The latest celebrity gossip website suffers from a SQL injection attack, and its customer database with passwords is compromised. Gawker hacked code shown.
On December 12, 2010, CNET News reported that the celebrity news and gossip website Gawker.com had been hacked. The site currently has a statement warning users that the database was compromised, and the users’ passwords were stolen. The site had user passwords encrypted, but simple encrypted passwords are vulnerable to brute force hack attempts to reveal the password.
In addition to having the database of passwords compromised, Gawker’s hacked website code was also revealed. A post was made with the Gawker website source code, and a link to the source code was available from the popular torrent download website, The Pirate Bay. The source code was available for download for several hours before it was found by Gawker website administrators to take down the code and fix the hacked website.
Gawker is a popular Hollywood celebrity gossip magazine that reports the latest celebrity news and reports.
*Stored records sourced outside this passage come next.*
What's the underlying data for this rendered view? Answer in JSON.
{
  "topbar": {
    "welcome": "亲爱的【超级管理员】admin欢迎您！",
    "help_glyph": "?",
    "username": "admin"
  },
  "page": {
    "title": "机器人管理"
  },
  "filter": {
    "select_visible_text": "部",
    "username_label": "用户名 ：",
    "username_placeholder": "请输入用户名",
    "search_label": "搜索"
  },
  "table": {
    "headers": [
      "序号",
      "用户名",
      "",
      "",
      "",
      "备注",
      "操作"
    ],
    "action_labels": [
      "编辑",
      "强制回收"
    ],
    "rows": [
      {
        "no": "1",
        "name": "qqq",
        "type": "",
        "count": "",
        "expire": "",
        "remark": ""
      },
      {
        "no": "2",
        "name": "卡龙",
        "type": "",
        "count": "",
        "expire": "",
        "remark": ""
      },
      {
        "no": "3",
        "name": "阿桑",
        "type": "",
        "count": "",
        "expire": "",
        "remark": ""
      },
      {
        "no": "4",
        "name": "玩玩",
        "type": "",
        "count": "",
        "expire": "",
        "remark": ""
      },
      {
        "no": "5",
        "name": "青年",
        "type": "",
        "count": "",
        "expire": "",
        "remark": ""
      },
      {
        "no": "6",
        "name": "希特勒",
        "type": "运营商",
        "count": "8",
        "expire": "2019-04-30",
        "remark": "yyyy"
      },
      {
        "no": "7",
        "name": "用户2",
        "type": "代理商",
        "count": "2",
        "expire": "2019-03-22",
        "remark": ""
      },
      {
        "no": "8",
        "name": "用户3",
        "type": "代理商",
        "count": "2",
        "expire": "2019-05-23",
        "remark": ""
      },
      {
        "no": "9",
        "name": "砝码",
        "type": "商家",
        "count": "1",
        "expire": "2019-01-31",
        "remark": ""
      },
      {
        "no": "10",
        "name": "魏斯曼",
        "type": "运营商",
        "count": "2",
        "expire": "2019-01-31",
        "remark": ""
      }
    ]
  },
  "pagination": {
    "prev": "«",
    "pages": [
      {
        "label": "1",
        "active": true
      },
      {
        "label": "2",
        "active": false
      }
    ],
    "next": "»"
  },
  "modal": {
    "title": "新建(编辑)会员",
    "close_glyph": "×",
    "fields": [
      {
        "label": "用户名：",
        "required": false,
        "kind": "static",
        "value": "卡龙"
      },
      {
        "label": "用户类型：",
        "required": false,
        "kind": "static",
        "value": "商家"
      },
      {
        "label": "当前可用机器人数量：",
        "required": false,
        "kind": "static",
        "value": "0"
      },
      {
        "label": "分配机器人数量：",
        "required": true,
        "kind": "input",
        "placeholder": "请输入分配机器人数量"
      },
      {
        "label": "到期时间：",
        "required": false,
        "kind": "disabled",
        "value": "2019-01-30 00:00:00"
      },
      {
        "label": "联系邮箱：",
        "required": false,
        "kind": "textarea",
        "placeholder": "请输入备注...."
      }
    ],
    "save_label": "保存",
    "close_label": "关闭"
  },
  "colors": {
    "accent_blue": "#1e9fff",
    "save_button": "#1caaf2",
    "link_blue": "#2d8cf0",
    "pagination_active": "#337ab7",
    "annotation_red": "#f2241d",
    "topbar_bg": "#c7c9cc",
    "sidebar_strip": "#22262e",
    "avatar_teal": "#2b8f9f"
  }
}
It is considered one of the primary online websites that reports some firsts in the celebrity news industry.
Data Security Management and Databases
Internet data security requires protection of an online database to avoid issues such as SQL injection. SQL injection is a type of database security issue that allows the hacker to inject SQL code into the website code that retrieves data for the site. With poor security, the database such as the Gawker customer database runs the injected code for the hacker, so information can be retrieved, deleted or changed, depending on the type of code sent to the server.
This type of database hack is typically used to gain access to important information such as passwords, credit card numbers and banking information. SQL injection can be avoided using stored procedures or by “scrubbing” data to avoid the code that allows the server to run malicious code.
While Gawker fixed the hacked website, the site still must find the security issue on the website. Fixing a hacked website returns the site to a working state, so it can function and generate money from readers and reporting the latest celebrity gossip, but unless Gawker finds the security hole, it can happen again.
For this reason, never use the same password for random websites that you use for important information such as financial data. Always use a different password. If a poor password was entered on Gawker, a brute force hack on the password can “guess” the password within minutes. A brute force hack means the hacker uses each possible combination until the password is “guessed.” Longer passwords with special characters and upper case letters are harder for software to hack.
As Gawker attempts to fix the security hole in its website code, the site asks that users change any password that matches the password used to interact on Gawker.